I spent the next twelve days or so taking walks on the beach, swimming a bit (though my landlocked and ocean-devoid life experiences hadn't prepared me for the fierce waves of the Australian ocean), hiking, monitoring the news, hanging out with Jo and Dave, and strategizing about when to head back to the States. The plan for university wide online teaching was that courses would start three weeks after they date they were supposed to start, giving folks enough time to recalibrate their courses and get settled wherever they were, as nearly all the non-Chinese national faculty had left  China. That said, the graduate programs  decided to move their timeline up, and so after a few emails, I discovered that I also needed to start teaching again immediately. This was a bummer. So to qualify my description of the twelve days in Australia, all of the above occurred after I got my work done for the day. Teaching online was a bit of an adjustment but for the most part I was able to run my class as I would in person, given my small class size (only eight students in each of my two sections), the relative ease of having synchronous class meetings over Zoom, and the fact that it was a writing course. Scenes from Australia:
Hiking with Jake
Looking north, a rainy day in Hastings Point
Cool dude in all blue outfit at Currumbin Wildlife Sanctuary (note: I never would have thought that I'd be so enamored by koala's but they are amazing creatures. I highly recommend visiting this place.)
Democratic Debate, February 2020
Meanwhile, beyond the order to reduce air travel from China to the US, things seemed to be more or less as usual back in the States.
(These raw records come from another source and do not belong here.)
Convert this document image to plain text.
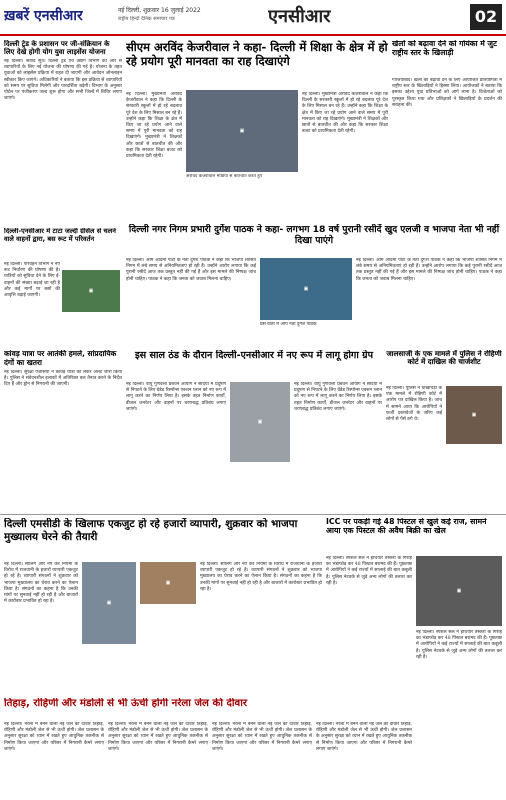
ख़बरें एनसीआर	नई दिल्ली, शुक्रवार 16 जुलाई 2022
राष्ट्रीय हिन्दी दैनिक समाचार पत्र	एनसीआर	02
दिल्ली ट्रेड के प्रशासन पर जी-संक्रियान के लिए देखे होगी योग युवा लाइसेंस योजना
नई दिल्ली। संवाद सूत्र। दिल्ली ट्रेड एवं उद्योग विभाग की ओर से व्यापारियों के लिए नई योजना की घोषणा की गई है। योजना के तहत युवाओं को लाइसेंस प्रक्रिया में राहत दी जाएगी और आवेदन ऑनलाइन स्वीकार किए जाएंगे। अधिकारियों ने बताया कि इस प्रक्रिया से व्यापारियों को समय पर सुविधा मिलेगी और पारदर्शिता बढ़ेगी। विभाग के अनुसार पोर्टल पर पंजीकरण जल्द शुरू होगा और सभी जिलों में शिविर लगाए जाएंगे।
दिल्ली-एनसीआर में टाटा जल्दी ग्रेसिल से चलने वाले वाहनों द्वारा, बस रूट में परिवर्तन
नई दिल्ली। परिवहन विभाग ने नए रूट निर्धारण की घोषणा की है। यात्रियों को सुविधा देने के लिए ई-वाहनों की संख्या बढ़ाई जा रही है और कई मार्गों पर बसों की आवृत्ति बढ़ाई जाएगी।
▣
कांवड़ यात्रा पर आतंकी हमले, सांप्रदायिक दंगों का खतरा
नई दिल्ली। सुरक्षा एजेंसियों ने कांवड़ यात्रा को लेकर अलर्ट जारी किया है। पुलिस ने संवेदनशील इलाकों में अतिरिक्त बल तैनात करने के निर्देश दिए हैं और ड्रोन से निगरानी की जाएगी।
सीएम अरविंद केजरीवाल ने कहा- दिल्ली में शिक्षा के क्षेत्र में हो रहे प्रयोग पूरी मानवता का राह दिखाएंगे
नई दिल्ली। मुख्यमंत्री अरविंद केजरीवाल ने कहा कि दिल्ली के सरकारी स्कूलों में हो रहे बदलाव पूरे देश के लिए मिसाल बन रहे हैं। उन्होंने कहा कि शिक्षा के क्षेत्र में किए जा रहे प्रयोग आने वाले समय में पूरी मानवता को राह दिखाएंगे। मुख्यमंत्री ने शिक्षकों और छात्रों से बातचीत की और कहा कि सरकार शिक्षा बजट को प्राथमिकता देती रहेगी।
▣
अरविंद केजरीवाल मीडिया से बातचीत करते हुए
नई दिल्ली। मुख्यमंत्री अरविंद केजरीवाल ने कहा कि दिल्ली के सरकारी स्कूलों में हो रहे बदलाव पूरे देश के लिए मिसाल बन रहे हैं। उन्होंने कहा कि शिक्षा के क्षेत्र में किए जा रहे प्रयोग आने वाले समय में पूरी मानवता को राह दिखाएंगे। मुख्यमंत्री ने शिक्षकों और छात्रों से बातचीत की और कहा कि सरकार शिक्षा बजट को प्राथमिकता देती रहेगी।
खेलों को बढ़ावा देने को गोयंका में जुट राष्ट्रीय स्तर के खिलाड़ी
गाजियाबाद। खेलों को बढ़ावा देने के लिए आयोजित प्रतियोगिता में राष्ट्रीय स्तर के खिलाड़ियों ने हिस्सा लिया। आयोजकों ने बताया कि इसका उद्देश्य युवा प्रतिभाओं को आगे लाना है। विजेताओं को पुरस्कृत किया गया और प्रशिक्षकों ने खिलाड़ियों के प्रदर्शन की सराहना की।
दिल्ली नगर निगम प्रभारी दुर्गेश पाठक ने कहा- लगभग 18 वर्ष पुरानी रसीदें खुद एलजी व भाजपा नेता भी नहीं दिखा पाएंगे
नई दिल्ली। आम आदमी पार्टी के नेता दुर्गेश पाठक ने कहा कि भाजपा शासित निगम में लंबे समय से अनियमितताएं हो रही हैं। उन्होंने आरोप लगाया कि कई पुरानी रसीदें आज तक प्रस्तुत नहीं की गई हैं और इस मामले की निष्पक्ष जांच होनी चाहिए। पाठक ने कहा कि जनता को जवाब मिलना चाहिए।
▣
प्रेस वार्ता में आप नेता दुर्गेश पाठक
नई दिल्ली। आम आदमी पार्टी के नेता दुर्गेश पाठक ने कहा कि भाजपा शासित निगम में लंबे समय से अनियमितताएं हो रही हैं। उन्होंने आरोप लगाया कि कई पुरानी रसीदें आज तक प्रस्तुत नहीं की गई हैं और इस मामले की निष्पक्ष जांच होनी चाहिए। पाठक ने कहा कि जनता को जवाब मिलना चाहिए।
इस साल ठंड के दौरान दिल्ली-एनसीआर में नए रूप में लागू होगा ग्रेप
नई दिल्ली। वायु गुणवत्ता प्रबंधन आयोग ने सर्दियों में प्रदूषण से निपटने के लिए ग्रेडेड रिस्पॉन्स एक्शन प्लान को नए रूप में लागू करने का निर्णय लिया है। इसके तहत निर्माण कार्यों, डीजल जनरेटर और वाहनों पर चरणबद्ध प्रतिबंध लगाए जाएंगे।
▣
नई दिल्ली। वायु गुणवत्ता प्रबंधन आयोग ने सर्दियों में प्रदूषण से निपटने के लिए ग्रेडेड रिस्पॉन्स एक्शन प्लान को नए रूप में लागू करने का निर्णय लिया है। इसके तहत निर्माण कार्यों, डीजल जनरेटर और वाहनों पर चरणबद्ध प्रतिबंध लगाए जाएंगे।
जालसाजी के एक मामले में पुलिस ने रोहिणी कोर्ट में दाखिल की चार्जशीट
नई दिल्ली। पुलिस ने धोखाधड़ी के एक मामले में रोहिणी कोर्ट में आरोप पत्र दाखिल किया है। जांच में सामने आया कि आरोपियों ने फर्जी दस्तावेजों के जरिए कई लोगों से पैसे ठगे थे।
▣
दिल्ली एमसीडी के खिलाफ एकजुट हो रहे हजारों व्यापारी, शुक्रवार को भाजपा मुख्यालय घेरने की तैयारी
नई दिल्ली। सीलिंग और नए कर नियमों के विरोध में राजधानी के हजारों व्यापारी एकजुट हो रहे हैं। व्यापारी संगठनों ने शुक्रवार को भाजपा मुख्यालय का घेराव करने का ऐलान किया है। संगठनों का कहना है कि उनकी मांगों पर सुनवाई नहीं हो रही है और बाजारों में कारोबार प्रभावित हो रहा है।	▣
▣
नई दिल्ली। सीलिंग और नए कर नियमों के विरोध में राजधानी के हजारों व्यापारी एकजुट हो रहे हैं। व्यापारी संगठनों ने शुक्रवार को भाजपा मुख्यालय का घेराव करने का ऐलान किया है। संगठनों का कहना है कि उनकी मांगों पर सुनवाई नहीं हो रही है और बाजारों में कारोबार प्रभावित हो रहा है।
ICC पर पकड़ी गई 48 पिस्टल से खुले कई राज, सामने आया एक पिस्टल की अवैध बिक्री का खेल
नई दिल्ली। स्पेशल सेल ने हथियार तस्करी के गिरोह का भंडाफोड़ कर 48 पिस्टल बरामद की हैं। पूछताछ में आरोपियों ने कई राज्यों में सप्लाई की बात कबूली है। पुलिस नेटवर्क से जुड़े अन्य लोगों की तलाश कर रही है।
▣
नई दिल्ली। स्पेशल सेल ने हथियार तस्करी के गिरोह का भंडाफोड़ कर 48 पिस्टल बरामद की हैं। पूछताछ में आरोपियों ने कई राज्यों में सप्लाई की बात कबूली है। पुलिस नेटवर्क से जुड़े अन्य लोगों की तलाश कर रही है।
तिहाड़, रोहिणी और मंडोली से भी ऊंची होगी नरेला जेल की दीवार
नई दिल्ली। नरेला में बनने वाली नई जेल की दीवार तिहाड़, रोहिणी और मंडोली जेल से भी ऊंची होगी। जेल प्रशासन के अनुसार सुरक्षा को ध्यान में रखते हुए आधुनिक तकनीक से निर्माण किया जाएगा और परिसर में निगरानी कैमरे लगाए जाएंगे।
नई दिल्ली। नरेला में बनने वाली नई जेल की दीवार तिहाड़, रोहिणी और मंडोली जेल से भी ऊंची होगी। जेल प्रशासन के अनुसार सुरक्षा को ध्यान में रखते हुए आधुनिक तकनीक से निर्माण किया जाएगा और परिसर में निगरानी कैमरे लगाए जाएंगे।
नई दिल्ली। नरेला में बनने वाली नई जेल की दीवार तिहाड़, रोहिणी और मंडोली जेल से भी ऊंची होगी। जेल प्रशासन के अनुसार सुरक्षा को ध्यान में रखते हुए आधुनिक तकनीक से निर्माण किया जाएगा और परिसर में निगरानी कैमरे लगाए जाएंगे।
नई दिल्ली। नरेला में बनने वाली नई जेल की दीवार तिहाड़, रोहिणी और मंडोली जेल से भी ऊंची होगी। जेल प्रशासन के अनुसार सुरक्षा को ध्यान में रखते हुए आधुनिक तकनीक से निर्माण किया जाएगा और परिसर में निगरानी कैमरे लगाए जाएंगे।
My family and friends implored me to leave China, the threat of an authoritarian government plus a scary virus equaling an strong impetus to leave. "I'm glad you got out," wrote a friend. Yet, it seemed to me that eventually the virus would be everywhere and what China was going through would happen in other countries around the world. Though I am not the first person to write this, I think the lack of preparedness on behalf of the States, to name one country, was partly a function of, at best, a habitual othering of Chinese people and at worst, racism. As in, "China might have a bad virus but China is China, and they are so different than us! Their government is authoritarian and they eat bats! It could never happen here!" (Strawman, 2020). This is why calling it a "China virus" is not only mildly racist, but also detrimental to public health: the term insidiously suggests the unspoken belief that viral epidemics are something that only happen in places like China and to people like the Chinese. To this day, these "terministic screens" (as the rhetoric scholar Kenneth Burke named them) are leading the attention of Americans away from combating the virus to combating the idea of China or each other.

But I'm getting ahead of myself. I've been back in the States for almost four months now and the hyperpartisan politics of contemporary American life have already recalibrated my memory such that Australia seems like a long time ago. I flew back to the United States on a Wednesday morning, February 12th, Brisbane to Los Angeles with a connecting flight to Indianapolis. When I was checking in the Qantas airline folk asked if I had been to China in the last two weeks. Though at this moment, that question invokes nostalgia for a time when coronavirus wasn't everywhere. At the time it had the power to keep people off of planes. I answered yes, and they led me to another counter where one of the ticket agents scoffed, and said, "He's an American. He can get on the plane." I didn't know to interpret this as a disdain for for my nationality or something else related to safety. Hardly anyone was wearing a mask at the airport. In Los Angeles I almost made it through until the last bit, when the customs officer seemed to take a bit more time for me. After confirming that I'd been in China, another officer lead me down a level to large room full of empty chairs. There were about six people in the room, all of them health workers or airport people, all wearing masks. They asked me to fill out a form with my address where I'd be saying, asked if I had any symptoms, took my temperature, and gave me a pamphlet with some phone numbers in case I felt sick. And then they let me go.